Verifying signatures

Every request Overten sends includes two headers:
  • X-Overten-Signaturesha256=<hex_hmac> of the signed payload
  • X-Overten-Timestamp — Unix timestamp (seconds)
The signature is computed as: 
signed_payload = "{timestamp}.{raw_body}"
signature      = hmac_sha256(secret, signed_payload).hexdigest()
raw_body is the exact bytes of the POST body — not re-serialized JSON. Always verify against the raw bytes, before any JSON parsing. 
import hmac, hashlib, time
from fastapi import Request, HTTPException

SECRET = "whsec_..."

async def verify(request: Request):
    body = await request.body()
    sig_header = request.headers.get("X-Overten-Signature", "")
    ts = request.headers.get("X-Overten-Timestamp", "")

    if not sig_header.startswith("sha256="):
        raise HTTPException(400, "missing signature")
    expected_sig = sig_header.removeprefix("sha256=")

    # Replay protection: reject requests older than 5 minutes
    if abs(time.time() - int(ts)) > 300:
        raise HTTPException(400, "timestamp too old")

    signed_payload = f"{ts}.{body.decode()}".encode()
    computed = hmac.new(SECRET.encode(), signed_payload, hashlib.sha256).hexdigest()

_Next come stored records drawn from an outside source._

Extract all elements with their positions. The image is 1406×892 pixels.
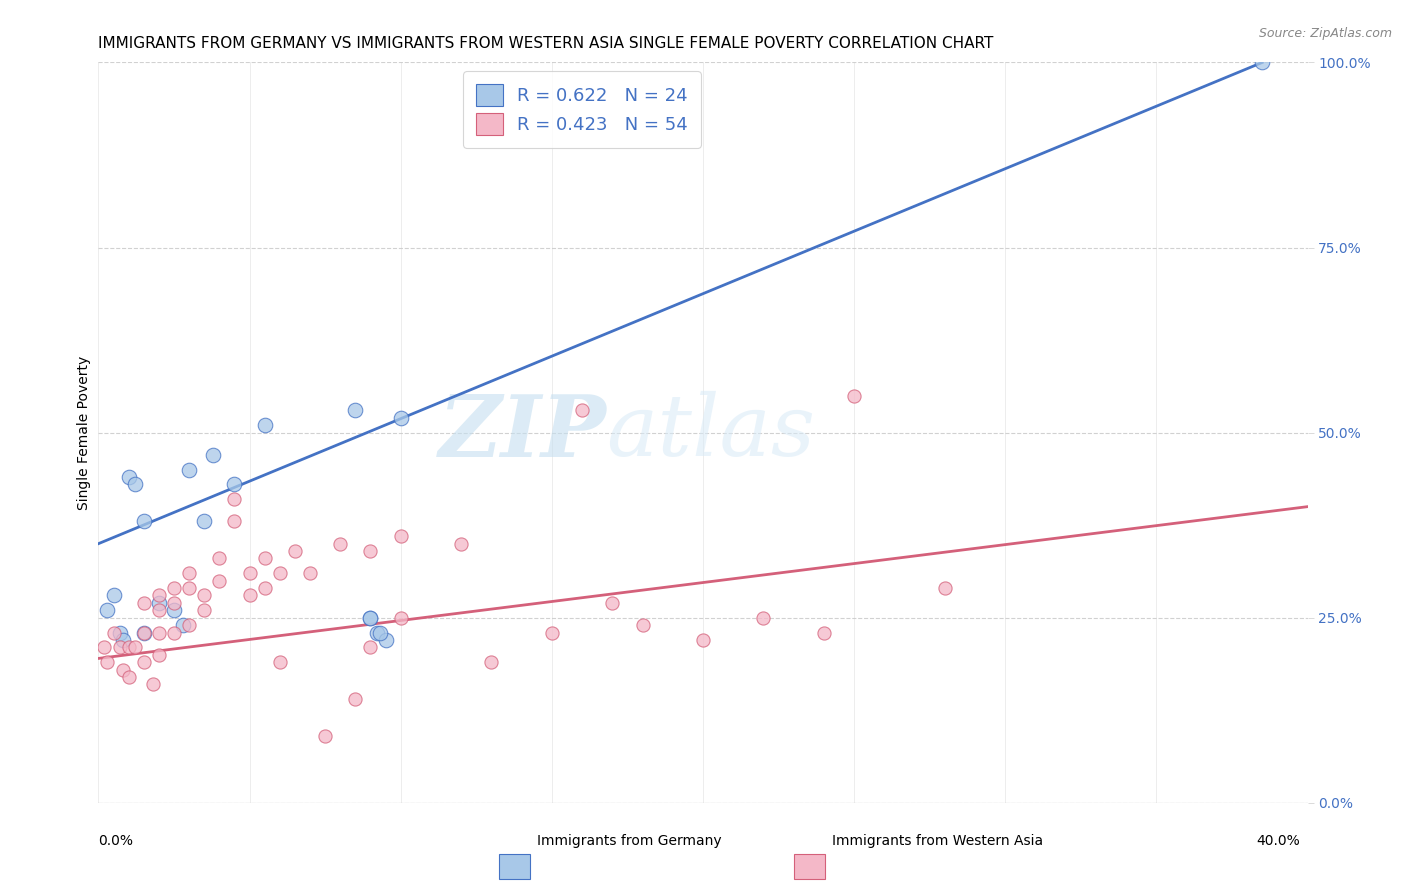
Text: Immigrants from Western Asia: Immigrants from Western Asia bbox=[832, 834, 1043, 848]
Point bbox=[148, 625, 170, 640]
Point bbox=[193, 515, 215, 529]
Point bbox=[253, 418, 276, 433]
Point bbox=[314, 729, 336, 743]
Point bbox=[481, 655, 503, 669]
Point bbox=[179, 581, 201, 595]
Point bbox=[299, 566, 322, 581]
Point bbox=[202, 448, 225, 462]
Point bbox=[111, 663, 134, 677]
Point bbox=[253, 551, 276, 566]
Point bbox=[269, 566, 291, 581]
Text: IMMIGRANTS FROM GERMANY VS IMMIGRANTS FROM WESTERN ASIA SINGLE FEMALE POVERTY CO: IMMIGRANTS FROM GERMANY VS IMMIGRANTS FR… bbox=[98, 36, 994, 51]
Point bbox=[752, 611, 775, 625]
Point bbox=[571, 403, 593, 417]
Point bbox=[366, 625, 388, 640]
Point bbox=[148, 648, 170, 662]
Point bbox=[179, 618, 201, 632]
Point bbox=[96, 603, 118, 617]
Point bbox=[844, 389, 866, 403]
Point bbox=[224, 492, 246, 507]
Point bbox=[329, 537, 352, 551]
Point bbox=[142, 677, 165, 691]
Point bbox=[368, 625, 391, 640]
Text: atlas: atlas bbox=[606, 392, 815, 474]
Point bbox=[118, 640, 141, 655]
Point bbox=[239, 566, 262, 581]
Point bbox=[1251, 55, 1274, 70]
Point bbox=[934, 581, 956, 595]
Point bbox=[360, 611, 382, 625]
Point bbox=[111, 632, 134, 647]
Point bbox=[253, 581, 276, 595]
Point bbox=[96, 655, 118, 669]
Point bbox=[132, 655, 155, 669]
Point bbox=[360, 611, 382, 625]
Point bbox=[148, 589, 170, 603]
Point bbox=[813, 625, 835, 640]
Point bbox=[389, 611, 412, 625]
Point bbox=[163, 596, 186, 610]
Point bbox=[124, 640, 146, 655]
Point bbox=[208, 551, 231, 566]
Text: Source: ZipAtlas.com: Source: ZipAtlas.com bbox=[1258, 27, 1392, 40]
Point bbox=[224, 515, 246, 529]
Point bbox=[450, 537, 472, 551]
Point bbox=[103, 589, 125, 603]
Point bbox=[163, 603, 186, 617]
Point bbox=[179, 463, 201, 477]
Point bbox=[374, 632, 396, 647]
Point bbox=[103, 625, 125, 640]
Point bbox=[193, 603, 215, 617]
Text: Immigrants from Germany: Immigrants from Germany bbox=[537, 834, 721, 848]
Point bbox=[132, 515, 155, 529]
Point bbox=[132, 625, 155, 640]
Point bbox=[269, 655, 291, 669]
Point bbox=[148, 603, 170, 617]
Point bbox=[208, 574, 231, 588]
Text: 0.0%: 0.0% bbox=[98, 834, 134, 848]
Point bbox=[239, 589, 262, 603]
Point bbox=[132, 625, 155, 640]
Point bbox=[224, 477, 246, 491]
Point bbox=[360, 544, 382, 558]
Point bbox=[118, 670, 141, 684]
Text: 40.0%: 40.0% bbox=[1257, 834, 1301, 848]
Point bbox=[93, 640, 115, 655]
Point bbox=[108, 640, 131, 655]
Point bbox=[631, 618, 654, 632]
Legend: R = 0.622   N = 24, R = 0.423   N = 54: R = 0.622 N = 24, R = 0.423 N = 54 bbox=[464, 71, 700, 148]
Point bbox=[179, 566, 201, 581]
Y-axis label: Single Female Poverty: Single Female Poverty bbox=[77, 356, 91, 509]
Text: ZIP: ZIP bbox=[439, 391, 606, 475]
Point bbox=[163, 581, 186, 595]
Point bbox=[193, 589, 215, 603]
Point bbox=[163, 625, 186, 640]
Point bbox=[360, 640, 382, 655]
Point bbox=[602, 596, 624, 610]
Point bbox=[284, 544, 307, 558]
Point bbox=[132, 596, 155, 610]
Point bbox=[389, 529, 412, 543]
Point bbox=[148, 596, 170, 610]
Point bbox=[692, 632, 714, 647]
Point bbox=[172, 618, 194, 632]
Point bbox=[389, 410, 412, 425]
Point bbox=[541, 625, 564, 640]
Point bbox=[344, 403, 367, 417]
Point bbox=[118, 470, 141, 484]
Point bbox=[124, 477, 146, 491]
Point bbox=[108, 625, 131, 640]
Point bbox=[344, 692, 367, 706]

    if not hmac.compare_digest(computed, expected_sig):
        raise HTTPException(400, "bad signature")

Retry policy

If your endpoint returns a non-2xx response (or times out after 15 seconds), Overten retries with exponential backoff: 
Attempt 1 (immediate) → 2 (1s) → 3 (4s) → 4 (16s) → 5 (64s) → 6 (256s) → 7 (1024s)
Seven attempts total, across approximately a 1.5-hour window. After the final attempt, delivery is abandoned — the task itself remains completed or failed on Overten’s side; only the notification was lost.
4xx responses are not retried. If your endpoint returns 400, 401, or 404, Overten treats that as an explicit “do not try again” and stops immediately.

Best practices

Return 200 OK immediately and enqueue the actual work internally. Overten times out each attempt at 15 seconds. If your handler runs synchronously longer than that, the delivery will be treated as failed and retried.
Retries and edge cases can cause duplicate deliveries. Key your processing logic on (run_id, event) and skip if you’ve already handled that combination.
Your webhook URL is publicly reachable, which means anyone can POST to it. Verifying the HMAC signature proves the payload came from Overten and hasn’t been tampered with. Never trust the payload without verifying first.
If your webhook secret leaks, rotate it by deleting the subscription and creating a new one — the new subscription will issue a fresh secret. Signatures from the old secret will stop validating immediately.

Managing subscriptions

# List all subscriptions
GET /api/v1/webhooks

# Get a specific subscription
GET /api/v1/webhooks/{webhook_id}

# Delete a subscription
DELETE /api/v1/webhooks/{webhook_id}

Debugging deliveries

When debugging failed deliveries, the most effective approach is to log the raw POST body and headers your endpoint receives on every incoming webhook. The run_id, task_id, and event fields in the payload are your primary identifiers — include them when opening a support ticket so the Overten team can trace the delivery history on their side.